17. In general: Please highlight the significance of your results. At the moment, this is not clear, the impact seems to be rather small to be honest. Even if that is so and the results remain behind your original expectations, you can still draw more useful conclusions from them.

Review #3
By Alejandro Llaves submitted on 19/Jan/2015
Suggestion:
Minor Revision
Review Comment:

This is an extended version of a workshop paper submitted to Semantics for Smarter Cities, workshop held at ISWC 2014. The authors propose a method called Semantic Abstraction to enhance tweet classification by using Linked Open Data (LOD) and spatio-temporal indicators.

ORIGINALITY
The concept of Semantic Abstraction is helpful to establish relationships among tokens that are unique in datasets belonging to a specific region. The authors show in the paper that, although their method can be used to classify datasets derived from one city, it is more valuable when the classification training and testing is performed with datasets from multiple cities. The authors also claim that, unlike previous works (reference missing!), the features extracted from tweets are treated as numeric items in the evaluation and counted for each tweet. Finally, I miss a more elaborated comparison of Semantic Abstraction to other machine learning methods in the Related Work section.

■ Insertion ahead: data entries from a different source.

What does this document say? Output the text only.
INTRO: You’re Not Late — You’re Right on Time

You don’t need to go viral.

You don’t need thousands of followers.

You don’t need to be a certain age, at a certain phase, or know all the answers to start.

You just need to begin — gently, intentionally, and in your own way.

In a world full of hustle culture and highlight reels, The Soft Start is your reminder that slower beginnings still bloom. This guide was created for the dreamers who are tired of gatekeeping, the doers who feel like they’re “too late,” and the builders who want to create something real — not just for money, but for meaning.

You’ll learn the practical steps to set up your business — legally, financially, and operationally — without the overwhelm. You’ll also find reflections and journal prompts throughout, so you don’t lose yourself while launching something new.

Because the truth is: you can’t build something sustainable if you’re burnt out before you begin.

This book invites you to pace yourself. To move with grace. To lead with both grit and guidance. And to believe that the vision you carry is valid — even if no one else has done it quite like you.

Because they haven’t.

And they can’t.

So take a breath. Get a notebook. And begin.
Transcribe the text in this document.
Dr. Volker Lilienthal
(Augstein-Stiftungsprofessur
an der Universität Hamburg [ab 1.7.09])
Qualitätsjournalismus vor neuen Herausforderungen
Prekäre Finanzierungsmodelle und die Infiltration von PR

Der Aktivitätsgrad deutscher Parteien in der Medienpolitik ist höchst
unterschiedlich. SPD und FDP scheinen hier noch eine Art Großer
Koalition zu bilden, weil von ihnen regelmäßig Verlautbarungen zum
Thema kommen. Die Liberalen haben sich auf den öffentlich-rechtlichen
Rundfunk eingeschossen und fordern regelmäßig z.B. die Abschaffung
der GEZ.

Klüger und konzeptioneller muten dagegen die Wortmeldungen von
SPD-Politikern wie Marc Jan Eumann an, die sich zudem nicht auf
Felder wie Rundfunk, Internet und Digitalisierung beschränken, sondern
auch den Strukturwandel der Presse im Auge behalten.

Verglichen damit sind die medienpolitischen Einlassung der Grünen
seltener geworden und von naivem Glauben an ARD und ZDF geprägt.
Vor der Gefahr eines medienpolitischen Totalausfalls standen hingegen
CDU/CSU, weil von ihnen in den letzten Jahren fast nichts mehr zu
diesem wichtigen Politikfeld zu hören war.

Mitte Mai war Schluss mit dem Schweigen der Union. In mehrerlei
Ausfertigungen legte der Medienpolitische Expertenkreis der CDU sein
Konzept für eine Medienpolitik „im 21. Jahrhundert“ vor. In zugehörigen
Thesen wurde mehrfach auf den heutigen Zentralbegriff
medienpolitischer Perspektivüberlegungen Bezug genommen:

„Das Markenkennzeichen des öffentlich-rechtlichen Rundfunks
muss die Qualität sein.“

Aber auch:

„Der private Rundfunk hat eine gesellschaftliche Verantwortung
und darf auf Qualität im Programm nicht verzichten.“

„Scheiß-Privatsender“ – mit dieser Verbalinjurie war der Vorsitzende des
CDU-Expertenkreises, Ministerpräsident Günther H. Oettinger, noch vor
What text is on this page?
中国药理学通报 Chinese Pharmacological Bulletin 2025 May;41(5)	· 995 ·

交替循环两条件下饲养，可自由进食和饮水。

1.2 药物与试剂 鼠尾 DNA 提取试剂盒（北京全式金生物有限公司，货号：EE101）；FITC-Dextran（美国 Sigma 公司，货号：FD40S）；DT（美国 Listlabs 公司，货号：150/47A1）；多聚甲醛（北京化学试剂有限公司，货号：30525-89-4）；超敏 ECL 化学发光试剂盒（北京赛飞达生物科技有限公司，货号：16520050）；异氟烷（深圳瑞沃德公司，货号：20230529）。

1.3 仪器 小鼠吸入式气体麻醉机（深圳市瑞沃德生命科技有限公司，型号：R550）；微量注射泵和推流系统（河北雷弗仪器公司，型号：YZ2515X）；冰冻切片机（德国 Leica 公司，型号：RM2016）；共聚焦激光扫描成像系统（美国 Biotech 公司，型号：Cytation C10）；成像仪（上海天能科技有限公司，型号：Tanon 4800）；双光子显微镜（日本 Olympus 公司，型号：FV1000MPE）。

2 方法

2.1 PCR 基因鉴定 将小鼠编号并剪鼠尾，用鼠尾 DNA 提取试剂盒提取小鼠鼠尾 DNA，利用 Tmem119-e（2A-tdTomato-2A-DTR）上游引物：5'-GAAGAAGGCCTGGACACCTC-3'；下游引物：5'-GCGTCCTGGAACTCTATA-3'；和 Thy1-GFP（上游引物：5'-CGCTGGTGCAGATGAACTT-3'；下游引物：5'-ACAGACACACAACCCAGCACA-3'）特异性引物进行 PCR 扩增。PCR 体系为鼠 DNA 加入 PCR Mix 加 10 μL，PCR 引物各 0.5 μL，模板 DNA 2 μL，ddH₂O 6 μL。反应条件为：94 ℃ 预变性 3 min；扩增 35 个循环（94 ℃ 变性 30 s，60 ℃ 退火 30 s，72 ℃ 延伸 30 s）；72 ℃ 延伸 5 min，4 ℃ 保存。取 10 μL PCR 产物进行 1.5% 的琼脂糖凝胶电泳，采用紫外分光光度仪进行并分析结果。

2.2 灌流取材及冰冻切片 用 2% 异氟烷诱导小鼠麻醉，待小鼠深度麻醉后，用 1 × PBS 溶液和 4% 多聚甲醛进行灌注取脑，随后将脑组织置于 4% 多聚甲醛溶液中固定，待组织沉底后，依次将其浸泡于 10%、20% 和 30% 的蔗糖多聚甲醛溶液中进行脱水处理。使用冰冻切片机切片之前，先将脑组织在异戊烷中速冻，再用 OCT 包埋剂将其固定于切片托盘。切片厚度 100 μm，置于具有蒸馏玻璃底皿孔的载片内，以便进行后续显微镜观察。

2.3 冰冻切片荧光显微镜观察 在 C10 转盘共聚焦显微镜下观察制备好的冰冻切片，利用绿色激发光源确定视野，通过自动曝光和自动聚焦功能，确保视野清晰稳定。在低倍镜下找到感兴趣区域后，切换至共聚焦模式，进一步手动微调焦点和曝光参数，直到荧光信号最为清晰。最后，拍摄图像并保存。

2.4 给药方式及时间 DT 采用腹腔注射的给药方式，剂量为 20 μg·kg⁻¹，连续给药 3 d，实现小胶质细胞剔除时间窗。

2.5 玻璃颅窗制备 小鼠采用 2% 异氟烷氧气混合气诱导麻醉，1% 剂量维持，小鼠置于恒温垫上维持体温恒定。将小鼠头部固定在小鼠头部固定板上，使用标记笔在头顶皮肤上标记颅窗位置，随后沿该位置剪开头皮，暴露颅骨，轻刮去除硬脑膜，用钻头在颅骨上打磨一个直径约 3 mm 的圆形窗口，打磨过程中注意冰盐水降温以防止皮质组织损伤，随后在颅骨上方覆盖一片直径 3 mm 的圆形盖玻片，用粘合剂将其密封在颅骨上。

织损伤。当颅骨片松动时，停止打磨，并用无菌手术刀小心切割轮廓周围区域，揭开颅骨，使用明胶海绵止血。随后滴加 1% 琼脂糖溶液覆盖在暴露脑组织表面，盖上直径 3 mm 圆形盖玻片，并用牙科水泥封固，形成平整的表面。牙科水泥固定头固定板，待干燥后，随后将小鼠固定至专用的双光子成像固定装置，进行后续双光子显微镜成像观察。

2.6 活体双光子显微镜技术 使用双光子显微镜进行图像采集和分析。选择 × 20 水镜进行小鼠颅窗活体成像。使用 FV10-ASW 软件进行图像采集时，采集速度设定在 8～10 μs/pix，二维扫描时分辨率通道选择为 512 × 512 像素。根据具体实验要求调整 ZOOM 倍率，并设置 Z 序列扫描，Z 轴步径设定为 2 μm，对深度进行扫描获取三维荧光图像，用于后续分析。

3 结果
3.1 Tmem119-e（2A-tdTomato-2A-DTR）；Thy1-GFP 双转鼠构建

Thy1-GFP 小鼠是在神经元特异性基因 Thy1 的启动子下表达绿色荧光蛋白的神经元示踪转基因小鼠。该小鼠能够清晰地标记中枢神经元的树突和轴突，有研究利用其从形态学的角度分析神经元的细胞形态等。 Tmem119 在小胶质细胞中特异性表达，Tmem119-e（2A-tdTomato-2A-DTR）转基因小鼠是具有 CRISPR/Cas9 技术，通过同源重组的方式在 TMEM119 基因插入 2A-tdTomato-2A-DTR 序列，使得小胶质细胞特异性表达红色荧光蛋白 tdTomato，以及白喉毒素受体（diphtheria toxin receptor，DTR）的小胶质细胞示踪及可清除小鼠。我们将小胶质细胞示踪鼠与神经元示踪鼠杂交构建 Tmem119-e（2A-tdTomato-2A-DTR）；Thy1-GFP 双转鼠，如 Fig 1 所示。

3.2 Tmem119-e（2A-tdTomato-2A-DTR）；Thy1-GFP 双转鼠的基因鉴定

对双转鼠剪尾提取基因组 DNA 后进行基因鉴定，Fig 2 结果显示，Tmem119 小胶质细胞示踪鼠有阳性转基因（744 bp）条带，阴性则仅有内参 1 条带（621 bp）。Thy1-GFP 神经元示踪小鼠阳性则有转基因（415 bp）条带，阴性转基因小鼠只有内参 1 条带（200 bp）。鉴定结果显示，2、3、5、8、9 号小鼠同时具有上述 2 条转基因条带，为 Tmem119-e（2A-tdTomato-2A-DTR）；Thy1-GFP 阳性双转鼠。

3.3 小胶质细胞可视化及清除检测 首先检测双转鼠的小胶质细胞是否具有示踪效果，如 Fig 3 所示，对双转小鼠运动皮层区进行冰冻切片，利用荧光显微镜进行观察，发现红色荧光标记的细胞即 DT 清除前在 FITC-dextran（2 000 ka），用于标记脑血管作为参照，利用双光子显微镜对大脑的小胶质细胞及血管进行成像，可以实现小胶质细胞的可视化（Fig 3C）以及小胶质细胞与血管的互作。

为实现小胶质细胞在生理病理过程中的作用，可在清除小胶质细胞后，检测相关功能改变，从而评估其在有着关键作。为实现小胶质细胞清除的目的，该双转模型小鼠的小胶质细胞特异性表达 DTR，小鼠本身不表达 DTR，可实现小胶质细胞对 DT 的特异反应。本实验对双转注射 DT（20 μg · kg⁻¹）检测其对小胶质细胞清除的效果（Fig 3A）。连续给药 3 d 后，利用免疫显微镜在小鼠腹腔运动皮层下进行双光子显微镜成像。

SIGNIFICANCE OF THE RESULTS
This work is a step forward to build more general tweet classifiers. The method of Semantic Abstraction uses DBpedia categories, that are supposed to be part of a shared conceptualization, to classify concepts from different regions (I am wondering if the same could be applied to non English-speaking regions having enough datasets provided). The authors present a thorough evaluation that surely will set a solid basis for future work in this direction.

QUALITY OF WRITING
The paper is well written and easy to read. I collected some typos and minor remarks below, but in general terms the quality of writing is adequate for a journal publication.

STRUCTURE
1. Introduction
2. Named Entity and Temporal Expression Recognition on Unstructured Texts
2.1 Named Entity Recognition and Replacement using Linked Open Data
2.2 Location Mention Extraction and Replacement
2.3 Temporal Expression Recognition and Replacement
3. Generation and Statistics of the Data
3.1 Data Collection
3.2 Preprocessing and Feature Generation (Preprocessing, Baseline approach, Semantic Abstraction using LOD)
3.3 Analysis of Datasets (Tokens, LOD features)
4. Evaluation
4.1 Method
4.2 Experiment 1: Same City (Discussion)
4.3 Experiment 2: Different Cities (Individual classification performance, Quality of training set)
5. Related Work
6. Conclusion and Future Work
References
Appendix

OTHER REMARKS
- Section 3
- The title is ambiguous: Generation of what? Data or statistics? It could be rephrased as "Generation of Features and Statistics of the Data".
- Section 3.1:
- "We collected all available Tweets..." -> "tweets" does not start with capital letter in the previous mentions.
- "Another might be that people tend TO report..." -> Add "to"
- "However, this reflects the typical situation..." -> Remove "However"
- Section 3.2: "In contrast to previous works..." -> Cite which previous works.
- Table 3: the caption says "TOP-N incident-related (IR) types and categories...", but includes also Not IR. It could be rephrased as "Top-N types and categories..."
- Section 4
- Section 4.2: "Similarly, Figure 4 in the appendix..." -> There is no Figure 4 in the appendix.
- Section 4.3
- "the first six rules all contain abstracted location mentions in their body in CINJUNCTION with..." -> replace for "conjunction".
- There is a broken line when you put the example of the Early_American_Industrial_Centers (class "fire").
- References
- [34] The year of publication is missing.
- Appendix: page 18 is empty.
- Overall: Some references/links to tools or methods are missing: Friedman's test, Nemenyi's test, Tukey's test, Spearman Rank Correlation. OpenCalais API, Part-of-Speech, Sem4Tags tagger, etc.